Investor lending is still significantly higher than a year ago, rising 18.8% in loan numbers and 25.3% in value.
Will investors pull back further following changes to negative gearing, CGT?
Along with the easing in borrowing volumes, the average investor loan size also fell to around $709,000, lower compared to $717,000 in the previous quarter.
The latest data suggests a loss of momentum among property investors, coming just as the federal government unveiled significant changes to negative gearing and capital gains tax (CGT) in the 2026-27 budget.
How will the negative gearing reform impact investors
Under the federal budget handed down on May 12, negative gearing will be largely restricted to newly built residential properties from 1 July 2027.
Existing investment properties will be grandfathered, meaning current owners can continue to deduct rental losses against their income.
For investors purchasing established homes after the changes take effect, however, the rules will tighten considerably.
Losses will no longer be offset against wage income and instead can only be applied to future property-related income or gains.
How will the CGT reform impact investors
The government will also scrap the current 50% CGT discount and replace it with inflation-indexation, alongside a minimum 30% tax rate on real gains.
Investors in new builds will be able to choose between the 50% CGT discount or the new indexation arrangements.
Shift in investor behaviour likely
Economists and market analysts expect the changes to have a direct impact on investor lending trends over the coming years.
The government says the reforms are designed to “level the playing field” in the housing market and improve supply and, therefore, affordability for young Australians and first home buyers.
The intention is to shift investor demand away from established homes and encourage them to redirect their capital into new housing stock.
However, economists argue expected outcomes may not materialise.
“The changes to negative gearing and the CGT discount could result in a 5% or so fall in home prices in the short term as investors retreat due to a fall in the perceived after-tax return to property investment,” AMP chief economist Dr Shane Oliver said.
But he said it was “doubtful” these reforms would improve housing affordability over the longer term, and likely to make it harder for first home buyers to get into new housing as shortage of supply further drives prices up.
“Policies that reduce investor interest in property overall will likely lead to less housing supply, not more,” Dr Oliver said.
‘No sound modelling, just good vibes’
According to Treasury modelling, the combined reforms are expected to help around 75,000 Australians enter home ownership over a decade, or 7,500 per year.

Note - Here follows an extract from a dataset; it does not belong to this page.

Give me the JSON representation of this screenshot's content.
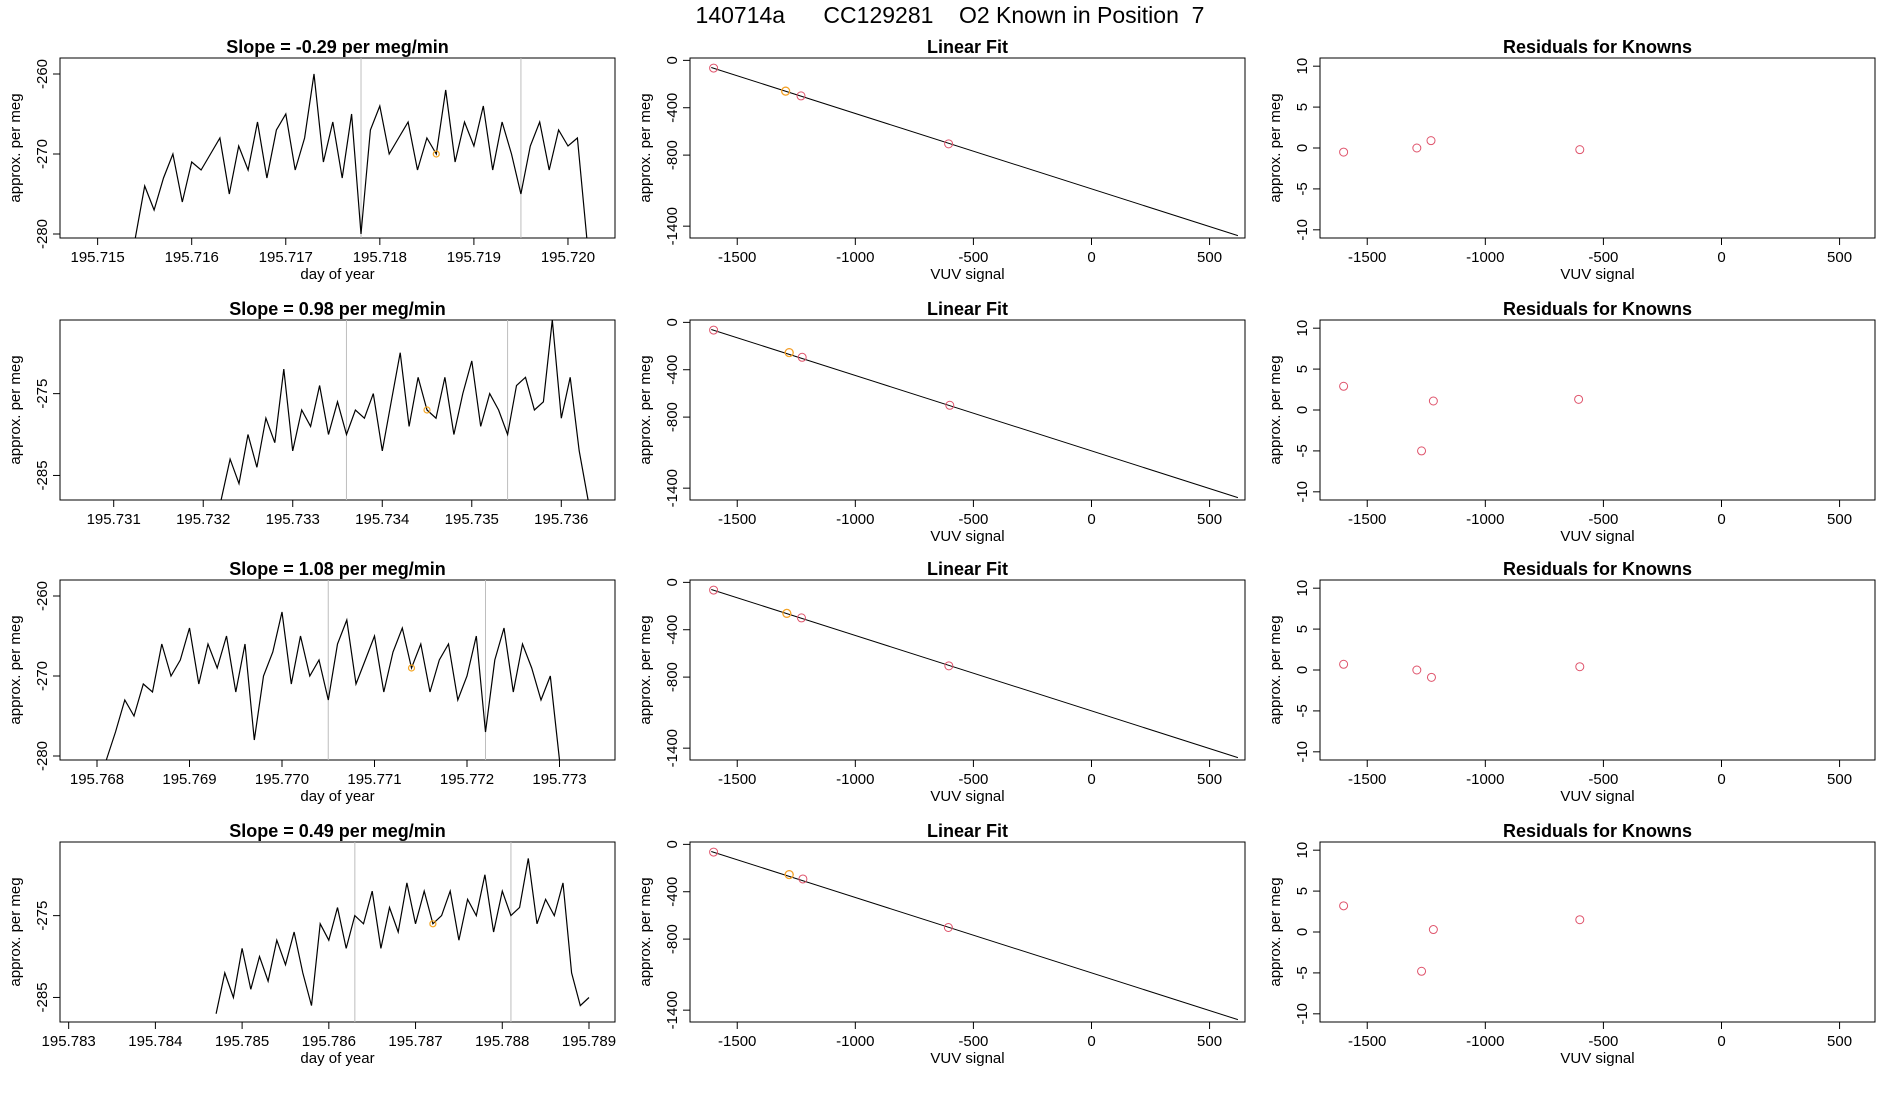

However, the budget also flags the tax changes will reduce supply by 35,000 homes over a decade.
“At this rate, it’s far from the solution young voters were hoping for, particularly when you consider that at the same time, the Treasurer expects fewer homes being built as a result of these reforms,” REIQ CEO Antonia Mercorella said.
Ms Mercorella said it was a flawed theory that if there are fewer investors in future, aspiring first home buyers would immediately step in to fill the void.
She called the government’s argument “overly simplistic”, negating the reality that affordability is what’s really standing in the way of home ownership.
“In this case there’s no sound modelling on the overall impact of these complex reforms – just the ‘good vibes’ of addressing intergenerational equity,” Ms Mercorella said.
“It’s important to understand that properties sought by investors and owner occupiers are not always interchangeable.”
Rental prices to go up
Industry experts also expect the changes to negative gearing and CGT to adversely impact rental property supply.
“The cessation of negative gearing for established homes coupled with potentially less generous capital gains tax discounts, will almost certainly drive up rents,” Ms Mercorella said.
She argues, as aspiring homeowners pay more to put a roof over their head, they will have even less savings to get their foot onto the property ladder.
“The focus should be on supply,” she added.
“Increased supply drives better affordability and improves accessibility for first home buyers. These taxation reforms distract us from this critical goal.”